SHORT-CIRCUITS

The term short-circuit refers to the uncontrolled flow of electrical current along unintentional paths. This situation usually occurs as a consequence of the failure of electrical insulation at one or more locations on a circuit.

Modern power systems are required to supply their normal loads at a constant, stable voltage. To meet this criterion, they are, inevitably, also capable of delivering - for short periods of time - short-circuit currents that are hundreds of thousands of times their normal load current.

The uncontrolled release of such energy during a short-circuit results in a violent explosion that is a hazard to life, property, and the power system itself. To minimize such consequences of a short-circuit, it is imperative that the flow of the short-circuit current be interrupted in as short a time as possible. This can be accomplished with overcurrent protective devices such as fuses, or relays and circuit breakers.

However, it does require time for these devices to detect the existence of a fault current, and still more time for them to accomplish the total interruption of a short-circuit current. In addition, some systems operate with one or more automatic reclosures of the breakers after the initial interruption.

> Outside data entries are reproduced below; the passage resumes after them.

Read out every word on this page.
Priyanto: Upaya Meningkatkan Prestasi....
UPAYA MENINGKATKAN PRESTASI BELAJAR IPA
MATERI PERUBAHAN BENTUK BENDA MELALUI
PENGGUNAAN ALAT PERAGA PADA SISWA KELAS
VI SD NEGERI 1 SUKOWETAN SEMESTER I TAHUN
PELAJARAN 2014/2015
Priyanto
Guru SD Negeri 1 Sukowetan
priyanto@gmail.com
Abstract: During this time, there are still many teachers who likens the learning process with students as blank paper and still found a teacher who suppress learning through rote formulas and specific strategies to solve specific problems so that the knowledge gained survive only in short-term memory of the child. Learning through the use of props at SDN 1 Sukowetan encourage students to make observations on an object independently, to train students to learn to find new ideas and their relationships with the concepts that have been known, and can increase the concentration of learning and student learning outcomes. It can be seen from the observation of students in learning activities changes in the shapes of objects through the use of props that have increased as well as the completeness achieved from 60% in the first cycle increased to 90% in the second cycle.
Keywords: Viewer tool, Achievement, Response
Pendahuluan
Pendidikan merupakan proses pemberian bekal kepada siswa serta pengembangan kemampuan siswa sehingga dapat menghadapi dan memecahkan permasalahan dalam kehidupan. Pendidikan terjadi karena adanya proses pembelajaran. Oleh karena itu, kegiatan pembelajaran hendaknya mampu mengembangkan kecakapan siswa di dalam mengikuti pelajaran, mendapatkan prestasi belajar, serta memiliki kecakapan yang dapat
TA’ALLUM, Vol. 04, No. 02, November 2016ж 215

Obviously, all of the cables that are on the source side of a short-circuit must carry the fault current from the time of the initial fault until the overcurrent protective devices ultimately interrupt the current. The temperature that a cable conductor will attain as the result of the fault current depends upon:

1. The conductor temperature prior to the fault.
2. The magnitude of the fault current.
3. The time the fault current is permitted to flow.

To help the system designer plan for this type of system emergency, power cables carry an allowable short-circuit temperature rating. This is the maximum allowable conductor temperature that may be attained in the very short times that are usually associated with system short-circuits. These times are measured in cycles, normally on the basis of 60 Hz systems, i.e., a 16 cycle fault current will exist for 16/60ths or 0.2667 of a second.

Most power cables that are rated for 90C continuous operation carry a 250C short-circuit rating.

The magnitude of the short-circuit current that a given cable circuit can carry within its allowable temperature limitation depends upon the time required for the fuses or circuit breakers to interrupt the flow of the fault current. The greater the time required to open the circuit, the less short-circuit current a cable can tolerate without exceeding its temperature limitation.

As mentioned above, the standard 250C short-circuit ratings of cable applies for a time period of seconds at most. In a laboratory test, a length of 4/0 AWG copper 15 kV EP UniShield was current loaded for 4 hours to 252C conductor temperature, and then passed all factory voltage and corona level tests. A similar cable insulated with XLPE would be ruined long before 4 hours had elapsed.